Corruption is a pervasive issue that distorts the rule of law, hinders economic development, and fuels organized crime. Because corruption occurs in numerous ways—including bribery, breach of duty, embezzlement, and conflict of interest—it is imperative that researchers and policymakers tackle corruption from various directions. ICCLR adopts this strategy by analyzing and instructing against different forms of municipal, federal, and international corruption.
ICCLR recommends a “systems approach” to criminal law reform, based on a system-wide, strategic, integrated and sustained attempt to enhance the criminal justice process as a whole. The Centre argues that successful systems must adopt empirical foundations that also include key stakeholders and the general population.
Since its establishment, ICCLR has worked to improve the means by which states utilize international cooperation mechanisms when investigating and prosecuting crime. ICCLR provides expert assistance, analysis and advice to policymakers, criminal justice actors and members of civil society—both at home and around the globe.

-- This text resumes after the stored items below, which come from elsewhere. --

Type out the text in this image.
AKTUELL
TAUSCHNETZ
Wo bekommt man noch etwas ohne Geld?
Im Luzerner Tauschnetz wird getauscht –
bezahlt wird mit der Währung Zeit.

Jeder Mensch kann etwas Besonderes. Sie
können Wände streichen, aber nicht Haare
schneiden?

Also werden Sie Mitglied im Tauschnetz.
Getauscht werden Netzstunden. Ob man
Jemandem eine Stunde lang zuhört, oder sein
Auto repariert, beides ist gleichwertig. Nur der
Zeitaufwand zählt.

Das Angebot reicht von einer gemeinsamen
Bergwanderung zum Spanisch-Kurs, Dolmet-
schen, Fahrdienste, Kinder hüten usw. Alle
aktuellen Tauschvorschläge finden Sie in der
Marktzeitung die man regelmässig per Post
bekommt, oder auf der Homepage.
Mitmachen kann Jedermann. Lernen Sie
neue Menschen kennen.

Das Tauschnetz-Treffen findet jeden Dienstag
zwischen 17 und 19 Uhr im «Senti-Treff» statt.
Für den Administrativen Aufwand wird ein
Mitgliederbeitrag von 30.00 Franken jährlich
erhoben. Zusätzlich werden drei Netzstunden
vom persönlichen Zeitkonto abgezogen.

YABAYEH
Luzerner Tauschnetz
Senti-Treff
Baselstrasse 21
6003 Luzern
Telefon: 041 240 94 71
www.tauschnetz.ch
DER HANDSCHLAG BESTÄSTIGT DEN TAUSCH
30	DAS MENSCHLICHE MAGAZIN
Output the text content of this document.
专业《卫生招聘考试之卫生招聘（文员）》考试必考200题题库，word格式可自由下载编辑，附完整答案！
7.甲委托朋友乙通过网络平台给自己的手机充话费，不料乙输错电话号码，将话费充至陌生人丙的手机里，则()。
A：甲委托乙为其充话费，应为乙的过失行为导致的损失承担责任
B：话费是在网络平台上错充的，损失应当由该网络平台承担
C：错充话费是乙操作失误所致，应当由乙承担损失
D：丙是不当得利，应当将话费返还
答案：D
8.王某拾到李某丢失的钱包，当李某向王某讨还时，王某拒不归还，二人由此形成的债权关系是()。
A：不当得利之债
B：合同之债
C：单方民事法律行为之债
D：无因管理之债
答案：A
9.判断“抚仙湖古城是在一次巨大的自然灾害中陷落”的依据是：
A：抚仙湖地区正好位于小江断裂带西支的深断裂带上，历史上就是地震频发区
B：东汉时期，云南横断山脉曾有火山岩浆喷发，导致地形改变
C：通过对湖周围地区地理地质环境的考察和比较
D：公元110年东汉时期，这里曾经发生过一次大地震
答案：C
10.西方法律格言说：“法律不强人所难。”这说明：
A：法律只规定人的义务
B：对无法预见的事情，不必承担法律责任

An inefficient criminal justice system damages the system’s credibility and arguably weakens the rule of law. Although there has been renewed attention to the problem of justice system inefficiencies in several jurisdictions in Canada and abroad, the area of study still lacks empirical research. ICCLR promotes such research to perform criminal justice reforms that can improve the effectiveness, efficiency, and legitimacy of criminal justice systems.
ICCLR seeks to understand the needs of victims of violence and to reduce the frequency and impact of victimization. The Centre advances this goal by studying potential forms of violent crime, such as terrorism, forced marriages, and human trafficking. In all of its work, ICCLR aims to strengthen the rights of the victim.